Dear Thin White Duck,
You know, it was late 1973 and Bowie and I were in Paris, stumbling back to the hotel.
"W," he says to me, he says, "I'm not sure what to do next. I feel like the next big step in the career is somewhere around here, but I can't find it."
I remained silent, staring at the French moon, wondering if that Jagger kid had been giving me the eye.
"It's like my whole life has been leading up to this. I think I'm going crazy. I'm at the top of everything, but I don't know what's going to happen next," said the boy named David Robert Jones at birth.
I cast my eyes down to the glittering rainbows in the gutters. Had I left my rings behind at that party? I remembered taking them off when Juanita asked...
He draped an arm around my purple smoking jacket. "It's been six months since I retired Ziggy Stardust.
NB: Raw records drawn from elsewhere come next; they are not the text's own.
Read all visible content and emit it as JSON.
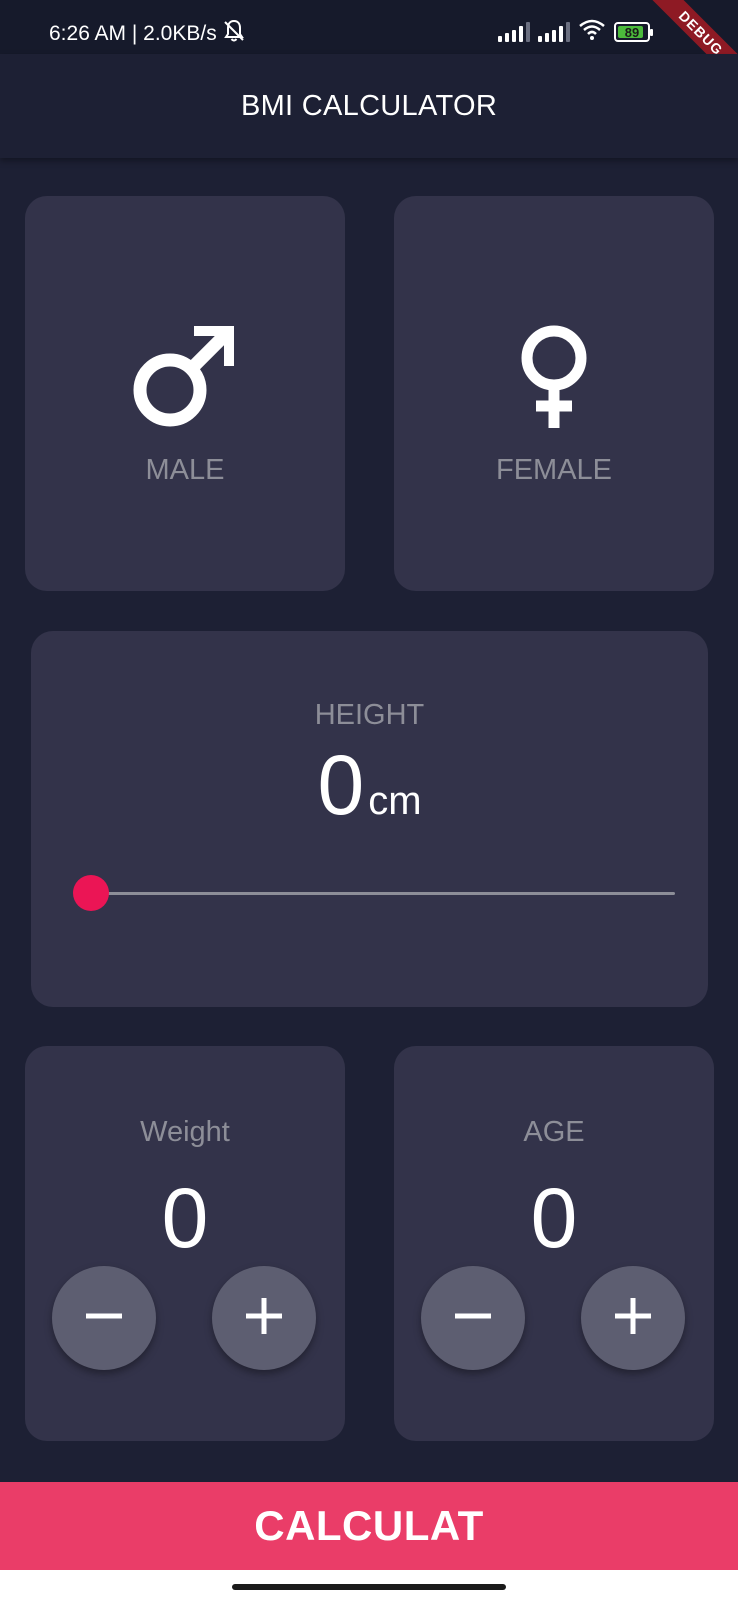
{
  "status_bar": {
    "time": "6:26 AM | 2.0KB/s",
    "battery_level": "89",
    "battery_fraction": 0.89,
    "icons": [
      "bell-off-icon",
      "signal-icon",
      "signal-icon",
      "wifi-icon",
      "battery-icon"
    ]
  },
  "debug_banner": "DEBUG",
  "app_bar": {
    "title": "BMI CALCULATOR"
  },
  "gender": {
    "male": {
      "label": "MALE",
      "icon": "male-symbol-icon"
    },
    "female": {
      "label": "FEMALE",
      "icon": "female-symbol-icon"
    }
  },
  "height": {
    "label": "HEIGHT",
    "value": "0",
    "unit": "cm",
    "slider_fraction": 0
  },
  "weight": {
    "label": "Weight",
    "value": "0",
    "minus_icon": "minus-icon",
    "plus_icon": "plus-icon"
  },
  "age": {
    "label": "AGE",
    "value": "0",
    "minus_icon": "minus-icon",
    "plus_icon": "plus-icon"
  },
  "calculate_button": {
    "label": "CALCULAT"
  },
  "colors": {
    "background": "#1d2034",
    "card": "#33334a",
    "accent": "#eb1555",
    "button": "#ea3d68",
    "label": "#8d8e98",
    "round_button": "#5d5e71"
  }
}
Six months. I should have a new direction by now, shouldn't I?"
This man needed help. He was crushing my velvet.
"Look," I said to him, "you're crazy if you think you're ever going to have another hit in your life. You stole my fashion sense and you stole my heart and now you've got nothing to fall back on but the broken ashes of a forgotten time that burned in the absolutism of a metropolitan dog with diamond teeth in The Matrix on 23rd street, you bastard."
And I meant it.
He cried. But then I shared some of the stuff with him and it was allright.
I like to imagine that, in 1974, Bowie was thinking of how much he missed me.